Por otra parte, existe la tecnología RFID, la cual se caracteriza por tener un sinnúmero de aplicaciones [55] [56]. Se encuentran investigaciones en donde se identifica la efectividad y eficiencia de las aplicaciones de la tecnología de trazabilidad RFID en la cadena de suministro. Según Bendavid [57], el impacto causado por RFID en la cadena de suministro ha permitido el rastreo, identificación y gestión de cada producto en tiempo real con mayor flexibilidad y confiabilidad.

Las aplicaciones con RFID en los procesos de gestión de la cadena de suministros, según Sabbaghi y Vaidyanathan [58], se han dado en la gestión de la demanda, órdenes de pedidos, gestión del flujo en manufactura y gestión del retorno (logística reversa). La implementación de un sistema RFID en determinada cadena de suministro requiere la integración con otros sistemas tecnológicos que soporten las operaciones productivas. La importancia de los sistemas RFID en la cadena de suministro marca diferencias estratégicas al proporcionar valor a lo largo del flujo del producto según Canavari [16], Sabbaghi yVadyanathan [58] y Bendavid [57].

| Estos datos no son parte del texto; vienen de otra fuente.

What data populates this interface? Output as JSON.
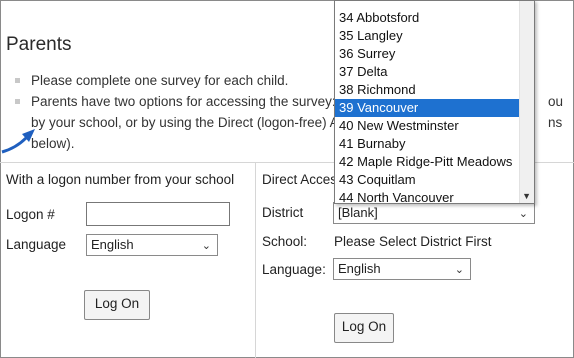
{
  "title": "Parents",
  "bullets": [
    "Please complete one survey for each child.",
    "Parents have two options for accessing the survey: e",
    "by your school, or by using the Direct (logon-free) A",
    "below)."
  ],
  "bullet2_right_fragment": "ou",
  "bullet3_right_fragment": "ns",
  "left_panel": {
    "heading": "With a logon number from your school",
    "logon_label": "Logon #",
    "logon_value": "",
    "language_label": "Language",
    "language_value": "English",
    "button_label": "Log On"
  },
  "right_panel": {
    "heading": "Direct Access",
    "district_label": "District",
    "district_value": "[Blank]",
    "school_label": "School:",
    "school_value": "Please Select District First",
    "language_label": "Language:",
    "language_value": "English",
    "button_label": "Log On"
  },
  "dropdown": {
    "items": [
      "34 Abbotsford",
      "35 Langley",
      "36 Surrey",
      "37 Delta",
      "38 Richmond",
      "39 Vancouver",
      "40 New Westminster",
      "41 Burnaby",
      "42 Maple Ridge-Pitt Meadows",
      "43 Coquitlam",
      "44 North Vancouver"
    ],
    "selected_index": 5
  },
  "colors": {
    "selection": "#1e71d0",
    "arrow": "#1f5fbf"
  },
  "icons": [
    "chevron-down-icon",
    "arrow-icon",
    "bullet-square-icon"
  ]
}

Según Jones [59], el incremento en el uso de RFID ha sido significativo en países como Estados Unidos, Italia, Francia, Portugal y Noruega, donde se ha aplicado al control nuclear, inventarios, trazabilidad de vuelos manufactura, entre otros. Debido a su crecimiento, se ha presentado una disminución en el precio de adquisición de esta tecnología en el mercado. Por tanto, ha servido como herramienta de trazabilidad en la cadena de suministro a un bajo costo.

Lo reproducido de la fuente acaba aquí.